Posted: 16 Sep 2010 ?? ?Print Version ?Bookmark and Share

Keywords:CPU? sandy bridge architecture? x86 cores? graphics core? interconnect?

Intel Corp. has revealed some information about the company's Sandy Bridge family of heterogeneous computer processors. The 32nm chips, coming in versions with two or four dual-threaded x86 cores and one graphics core on a shared ring interconnect, are expected to be released before April 2011.

The first chips are designed for notebooks, desktops and single-socket servers. Versions featuring more cores targeting multi-socket servers will follow later in 2011 or early in 2012.

Sandy Bridge links last-level cache blocks and cores on a ring(Click on image to enlarge.)

The Sandy Bridge CPUs will compete directly with those from Advanced Micro Devices, including the Ontario, a 40nm CPU using two of AMD's new Bobcat cores and a Microsoft DirectX11-class graphics core. Ontario is sampling now, and AMD has similar desktop and server chips in the works for 2H 11.

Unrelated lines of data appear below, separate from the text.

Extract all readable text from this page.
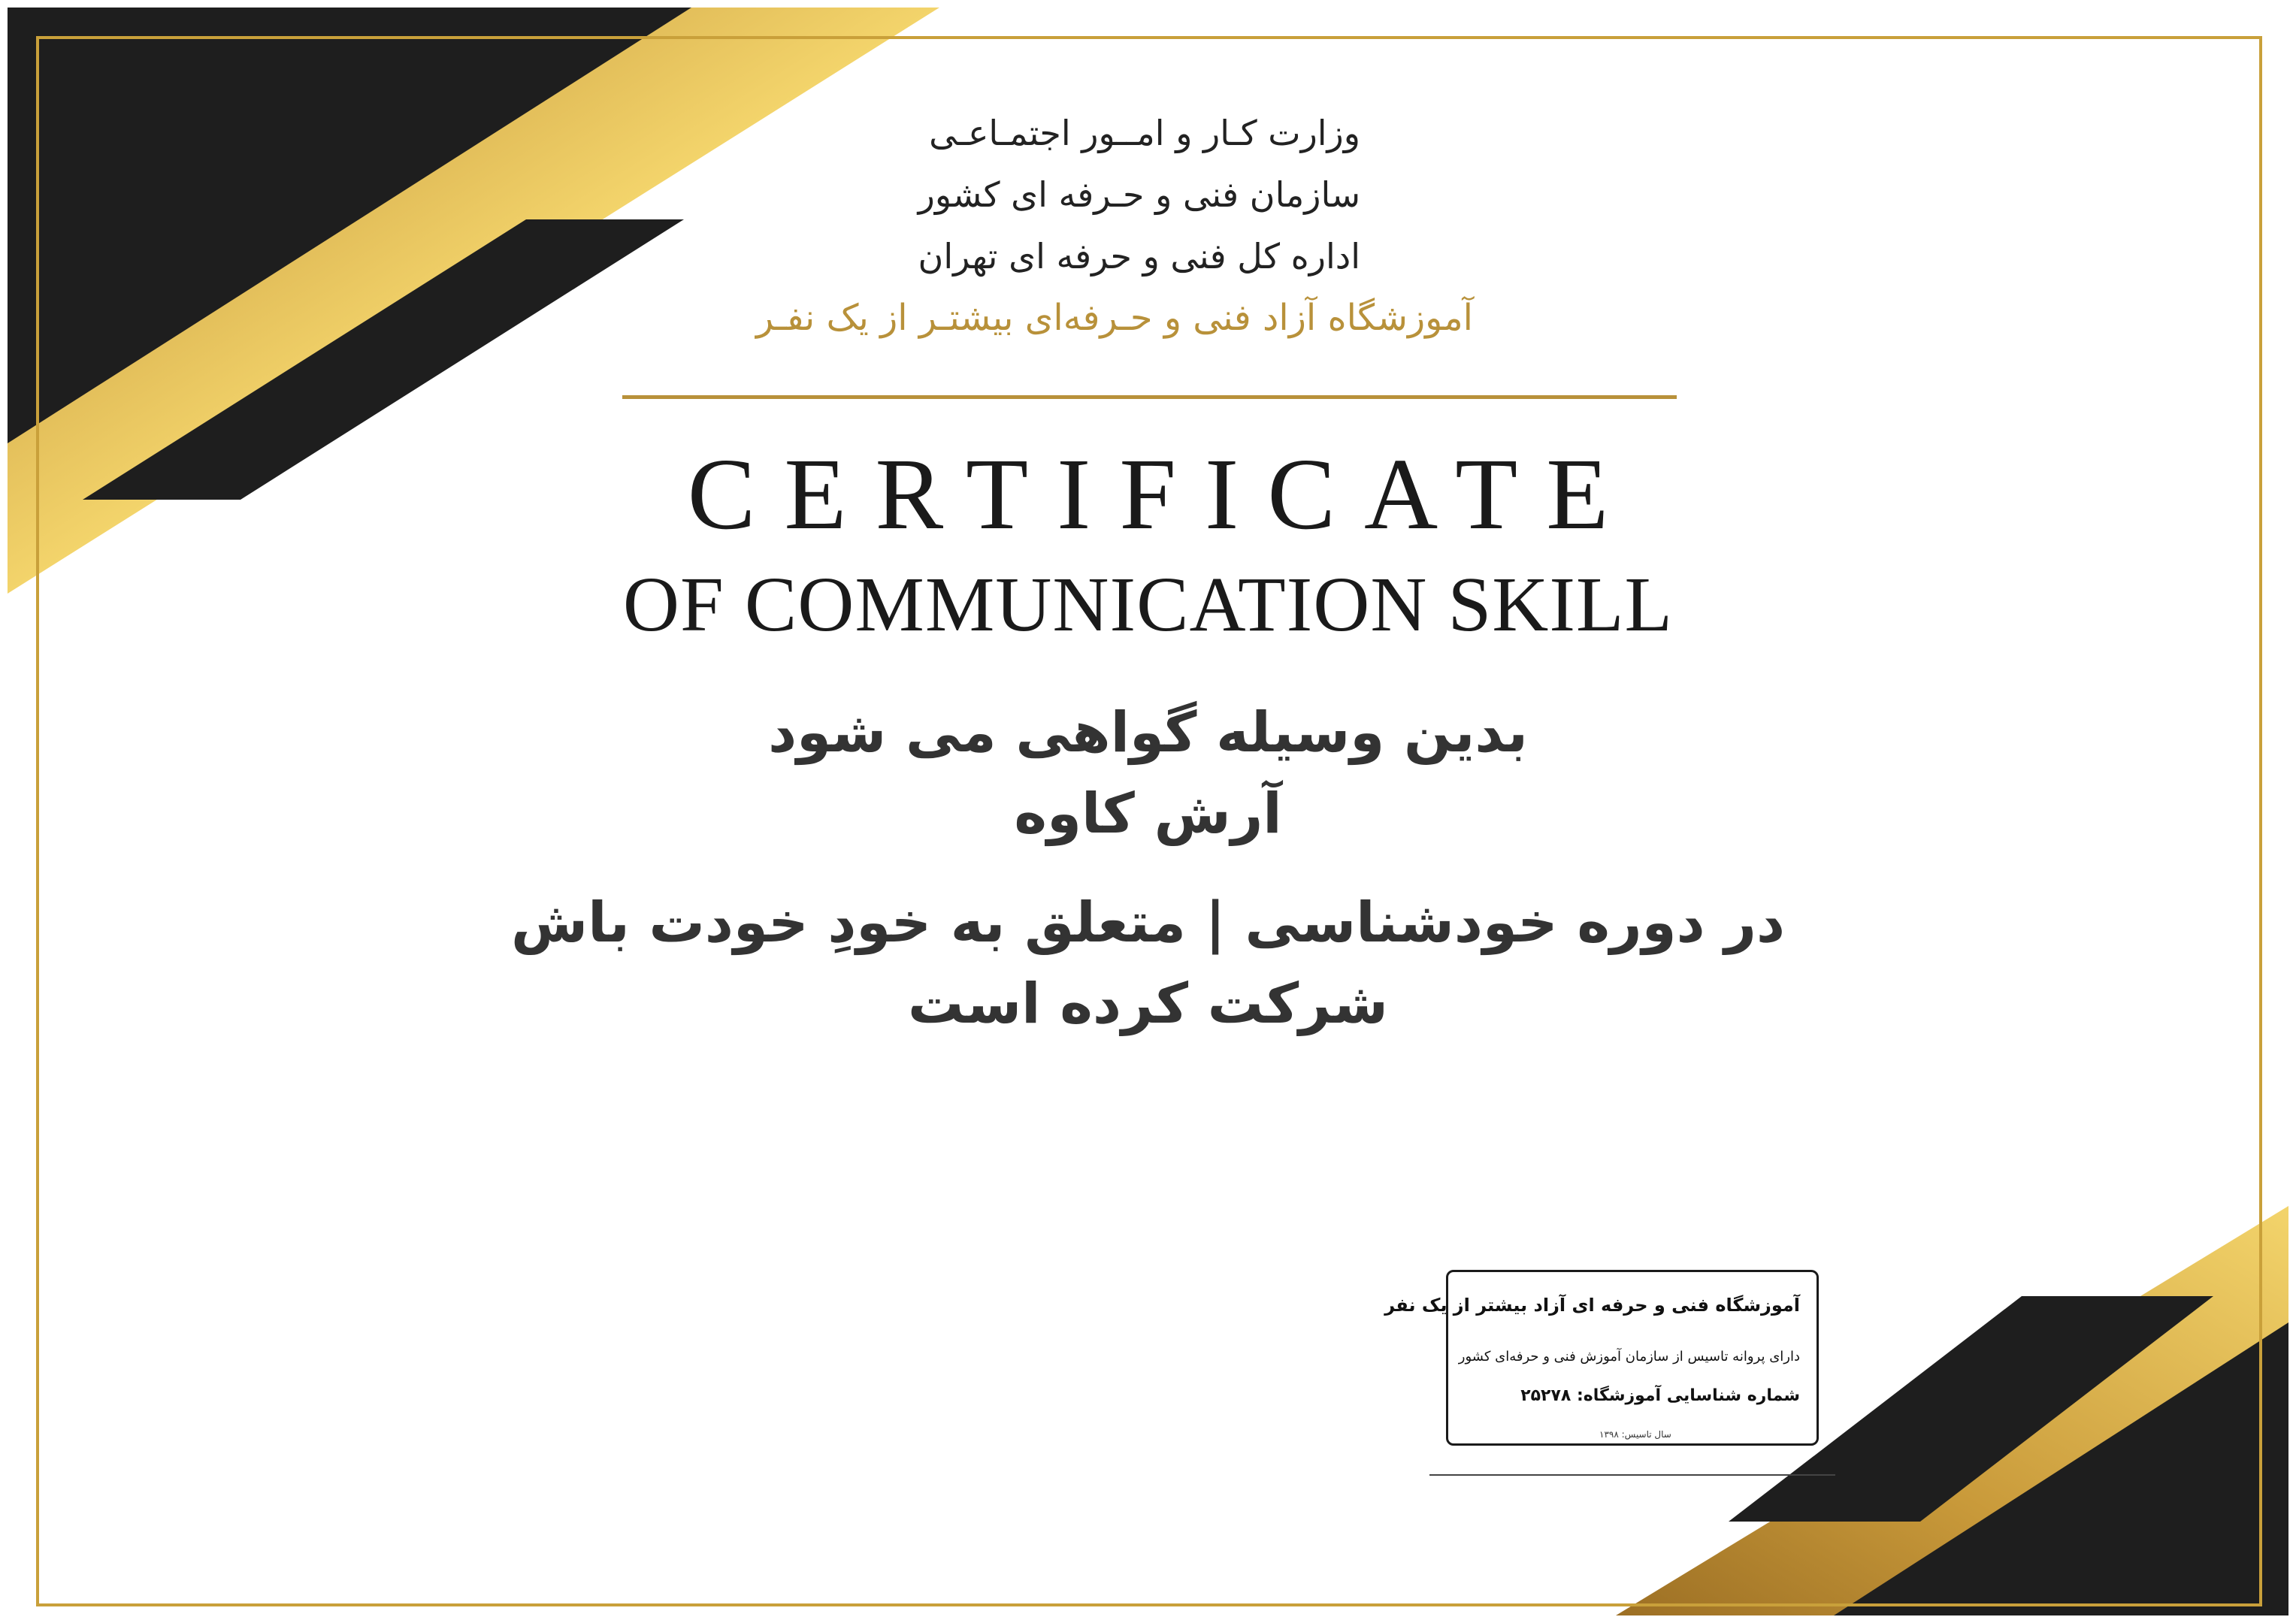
وزارت کـار و امــور اجتمـاعـی
سازمان فنی و حـرفه ای کشور
اداره کل فنی و حرفه ای تهران
آموزشگاه آزاد فنی و حـرفه‌ای بیشتـر از یک نفـر
CERTIFICATE
OF COMMUNICATION SKILL
بدین وسیله گواهی می شود
آرش کاوه
در دوره خودشناسی | متعلق به خودِ خودت باش
شرکت کرده است
آموزشگاه فنی و حرفه ای آزاد بیشتر از یک نفر
دارای پروانه تاسیس از سازمان آموزش فنی و حرفه‌ای کشور
شماره شناسایی آموزشگاه: ۲۵۲۷۸
سال تاسیس: ۱۳۹۸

Engineers at the 2010 Intel Developer Forum said their new graphics block will not support the DirectX 11 API, thus AMD will have an edge in graphics. However, Intel's chips are offering enhancements in its processor that will help it compete in other areas.

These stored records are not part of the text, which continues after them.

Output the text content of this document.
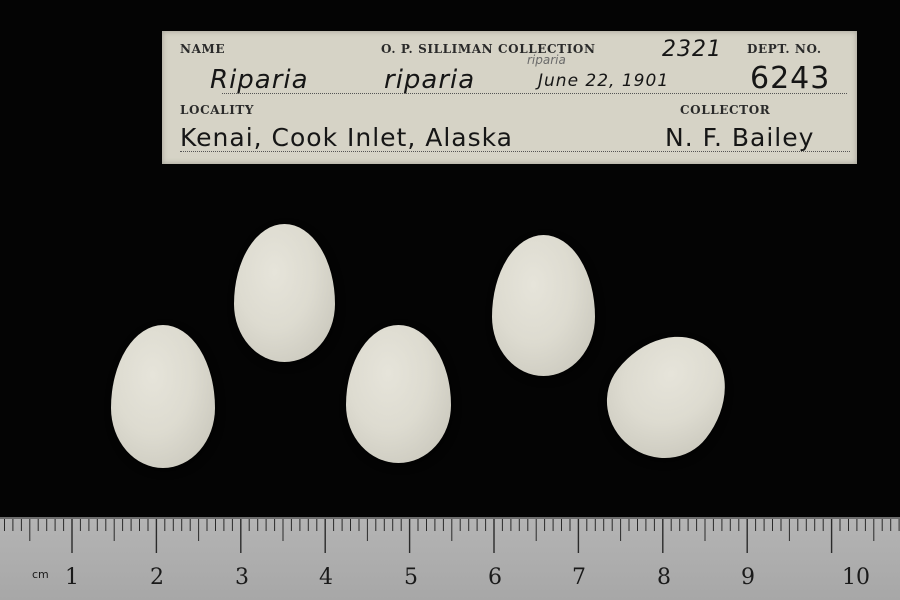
NAME	O. P. SILLIMAN COLLECTION	DEPT. NO.
2321
riparia
Riparia	riparia	June 22, 1901	6243
LOCALITY	COLLECTOR
Kenai, Cook Inlet, Alaska	N. F. Bailey
cm 1	2	3	4	5	6	7	8	9	10
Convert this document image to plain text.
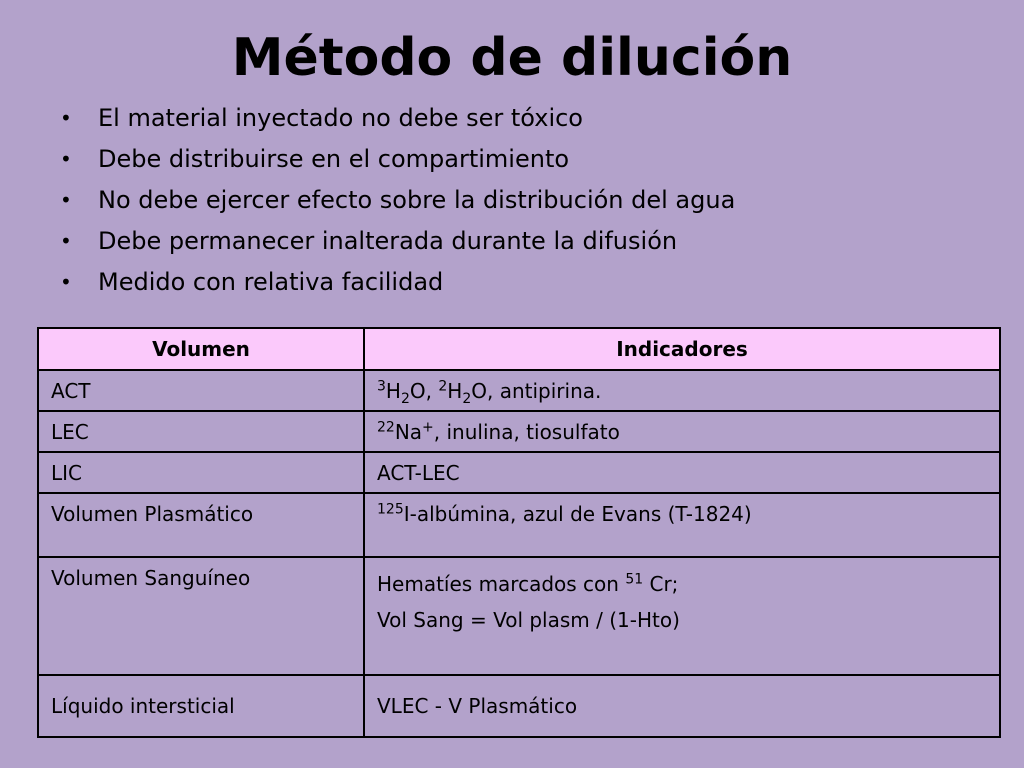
Método de dilución
• El material inyectado no debe ser tóxico
• Debe distribuirse en el compartimiento
• No debe ejercer efecto sobre la distribución del agua
• Debe permanecer inalterada durante la difusión
• Medido con relativa facilidad
Volumen	Indicadores
ACT	$^3H_2O$, $^2H_2O$, antipirina.
LEC	$^{22}$Na+, inulina, tiosulfato
LIC	ACT-LEC
Volumen Plasmático	$^{125}$I-albúmina, azul de Evans (T-1824)
Volumen Sanguíneo	Hematíes marcados con $^{51}$ Cr;
Vol Sang = Vol plasm / (1-Hto)

Líquido intersticial	VLEC - V Plasmático
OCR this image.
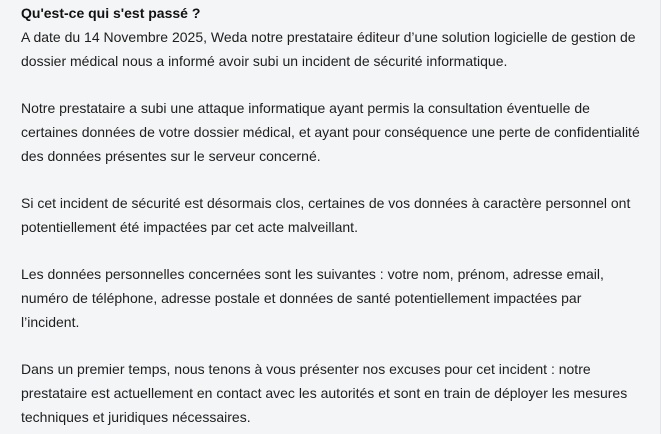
Qu'est-ce qui s'est passé ?

A date du 14 Novembre 2025, Weda notre prestataire éditeur d’une solution logicielle de gestion de dossier médical nous a informé avoir subi un incident de sécurité informatique.

Notre prestataire a subi une attaque informatique ayant permis la consultation éventuelle de certaines données de votre dossier médical, et ayant pour conséquence une perte de confidentialité des données présentes sur le serveur concerné.

Si cet incident de sécurité est désormais clos, certaines de vos données à caractère personnel ont potentiellement été impactées par cet acte malveillant.

Les données personnelles concernées sont les suivantes : votre nom, prénom, adresse email, numéro de téléphone, adresse postale et données de santé potentiellement impactées par l’incident.

Dans un premier temps, nous tenons à vous présenter nos excuses pour cet incident : notre prestataire est actuellement en contact avec les autorités et sont en train de déployer les mesures techniques et juridiques nécessaires.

"There are no exclusive DX11 games out today, and DX11 is around the corner for Intel based products," said Tom Piazza, an Intel fellow who led the graphics core design.

Neither company has provided information on performance, data rates and cache sizes. It is expected that both company's desktop chips are likely to be held to two DDR3 external memory channels, a limit set by PC makers, said Opher Kahn, a senior principal engineer on Sandy Bridge.

Other low level details of Sandy Bridge that were revealed include the use of a ring interconnect that could scale to link as many as 20 cores on a die, this was according to Kahn.

Intel re-used much of the electrical design of previous rings on Intel's previous Westmere and Larrabee processors. However, they re-worked much of the higher-layer coherency protocols for Sandy Bridge.

The interconnect is made up of at least four rings, a 32B data link and separate rings for requests, acknowledgements and snooping. The rings are overlaid on the design of the so-called last-level cache.

The cache is broken up into separate units, one per x86 core. Each cache block is responsible for its own coherency in a distributed structure that does not require a central arbiter.

The ring delivers about 96Gbit/s per connection at a 3GHz data rate, as much as four times the on-chip bandwidth available to Intel's previous processor cores. It takes one clock cycle for data to progress one step on the ring. Traversing the full ring could take 26 to 31 clocks, Kahn estimated.

Intel is far from unique in its use of rings. The latest eight-core network processors from NetLogic Microsystems also use a ring interconnect.